BankThink Banks are more trustworthy data guardians than Google
By Chris Skinner
Someone made an interesting comment about Google recently: Banks can attack Google’s soft underbelly.
I know what you’re thinking. “What? Google? Soft underbelly? And banks can attack it? You must be joking.”
As the presenter who made the comment, Conor McAleavey, the chief innovation officer with Leveris, went on to outline what he meant, I thought his idea expressed at a private Financial Services Club meeting in London had merit. The real question is whether banks have the gumption to actually think about attacking the underbelly.
So Conor’s idea is this: Google gives us searches, email, storage and more, for free — in exchange for letting the search giant mine and use our data. Google claims that it won’t be evil, but is the company using our data ethically and is it all aboveboard? Not everyone thinks so. On Natural News, Mike Adams claims that Google is the most evil corporation in the world “for its outrageous censorship, collusion with spy agencies and blatant attempts to propagandize the world with dishonest, deceitful information about everything from politics to natural medicine.”
It is interesting that I found that article via Google. That aside, the next question is why a consumer would trust a bank more than Google with their data. Here’s the thinking: Banks are trusted stores of data about money because they are insured and have a license from governments to operate. If the bank started to monetize our data on our behalf and give the data back to us, wouldn’t financial services be more trustworthy data guardians than Google?
Let’s say every banking transaction is free if you’re happy to watch an ad. The advertiser pays the bank 5 cents per viewing, which gives the bank a revenue stream and benefits the customer with free services. Take it a step further: You watch the ad for a new Audi A4 vehicle, and then an option comes up to fill in a survey. If you complete the survey, you get $5. If the survey discovers your car’s age and that it may need to get replaced soon, then you would get another option to test drive the new Audi A4 for a $50 payment. Audi wins with a potential new client and the customer wins with a potentially new car, funded by a bank loan — all operated in real time.

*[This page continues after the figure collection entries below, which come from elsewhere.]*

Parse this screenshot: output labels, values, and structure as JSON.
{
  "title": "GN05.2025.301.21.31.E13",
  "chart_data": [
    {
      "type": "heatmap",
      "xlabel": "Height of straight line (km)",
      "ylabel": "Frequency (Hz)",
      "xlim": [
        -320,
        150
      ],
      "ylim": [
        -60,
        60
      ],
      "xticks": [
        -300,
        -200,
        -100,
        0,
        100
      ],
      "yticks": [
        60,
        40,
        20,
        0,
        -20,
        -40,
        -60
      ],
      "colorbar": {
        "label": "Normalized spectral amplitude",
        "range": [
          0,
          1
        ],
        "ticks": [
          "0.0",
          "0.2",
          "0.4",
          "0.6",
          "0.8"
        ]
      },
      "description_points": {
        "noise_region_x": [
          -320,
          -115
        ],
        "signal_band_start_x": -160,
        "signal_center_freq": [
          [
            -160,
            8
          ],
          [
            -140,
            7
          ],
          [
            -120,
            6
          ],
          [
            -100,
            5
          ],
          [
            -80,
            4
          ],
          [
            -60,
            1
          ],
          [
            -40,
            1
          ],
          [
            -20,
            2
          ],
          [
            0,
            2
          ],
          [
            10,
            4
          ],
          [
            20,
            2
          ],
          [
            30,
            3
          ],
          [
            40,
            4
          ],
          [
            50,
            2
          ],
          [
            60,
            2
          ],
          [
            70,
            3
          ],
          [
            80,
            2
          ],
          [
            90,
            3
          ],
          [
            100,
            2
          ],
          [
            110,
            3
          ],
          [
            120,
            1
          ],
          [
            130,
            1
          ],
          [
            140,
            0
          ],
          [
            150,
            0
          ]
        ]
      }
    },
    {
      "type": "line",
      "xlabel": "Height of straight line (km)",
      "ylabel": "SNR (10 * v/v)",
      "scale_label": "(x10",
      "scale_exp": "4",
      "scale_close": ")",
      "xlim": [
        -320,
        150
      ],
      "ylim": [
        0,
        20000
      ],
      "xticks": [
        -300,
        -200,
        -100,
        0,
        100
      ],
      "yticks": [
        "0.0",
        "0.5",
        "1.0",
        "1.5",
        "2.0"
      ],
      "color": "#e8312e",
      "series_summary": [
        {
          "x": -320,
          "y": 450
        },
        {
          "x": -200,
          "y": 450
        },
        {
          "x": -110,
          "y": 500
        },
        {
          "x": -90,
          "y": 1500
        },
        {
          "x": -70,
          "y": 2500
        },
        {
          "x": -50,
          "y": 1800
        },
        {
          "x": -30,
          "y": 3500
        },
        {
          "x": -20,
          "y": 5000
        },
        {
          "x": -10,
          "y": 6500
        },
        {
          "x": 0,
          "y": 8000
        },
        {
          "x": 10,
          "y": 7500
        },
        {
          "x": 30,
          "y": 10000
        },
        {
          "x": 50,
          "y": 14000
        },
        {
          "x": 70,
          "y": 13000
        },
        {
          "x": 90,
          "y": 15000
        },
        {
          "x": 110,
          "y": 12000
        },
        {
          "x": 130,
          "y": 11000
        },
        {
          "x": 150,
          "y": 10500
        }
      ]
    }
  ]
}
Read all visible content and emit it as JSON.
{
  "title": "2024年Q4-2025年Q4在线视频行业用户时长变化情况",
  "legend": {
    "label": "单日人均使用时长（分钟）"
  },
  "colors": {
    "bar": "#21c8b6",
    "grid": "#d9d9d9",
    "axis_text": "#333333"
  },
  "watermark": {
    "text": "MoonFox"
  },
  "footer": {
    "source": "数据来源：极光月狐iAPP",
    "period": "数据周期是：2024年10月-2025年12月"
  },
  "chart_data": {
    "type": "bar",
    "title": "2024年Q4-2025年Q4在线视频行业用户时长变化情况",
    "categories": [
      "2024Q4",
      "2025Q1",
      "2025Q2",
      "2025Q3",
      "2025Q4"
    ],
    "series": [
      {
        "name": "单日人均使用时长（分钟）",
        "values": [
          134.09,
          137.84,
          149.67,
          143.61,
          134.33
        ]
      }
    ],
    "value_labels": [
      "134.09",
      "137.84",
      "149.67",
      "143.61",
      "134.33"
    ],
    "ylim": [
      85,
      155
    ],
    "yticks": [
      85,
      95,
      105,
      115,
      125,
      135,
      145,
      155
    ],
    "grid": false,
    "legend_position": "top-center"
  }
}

Now I don’t buy into this whole idea — where will searches take place if Google disappears (Bing?) — but I can see that there is and always has been potential for banks to do more with data. In fact, we talked about the concept of infomediaries 20 years ago. Then, as now, the idea is to delegate our digital lives to information agents with artificial intelligence who would do everything on our behalf. They would find our insurance for us, for the best price with the best coverage. They would sort out our shopping and groceries, coordinating between the fridge and the supermarket. They would advise us on the weather and what to wear.
The whole idea was one step more than Apple’s Siri and Amazon’s Alexa by combining the personal knowledge of our needs with proactive artificial intelligence to find things. In this context, a bank could also integrate into this ecosystem through application programming interfaces and work in synchronization in getting deals and discounts, creating loyalty wallets and cashing in points as needed.
Perhaps the combination of chatbots, intelligent agents, machine learning, and coordinating and integrating data across social, commercial and financial channels, will get interesting. If a bank could find its way into that ecosystem of data sharing, then yes, I could see the financial services industry getting a leg up on Google.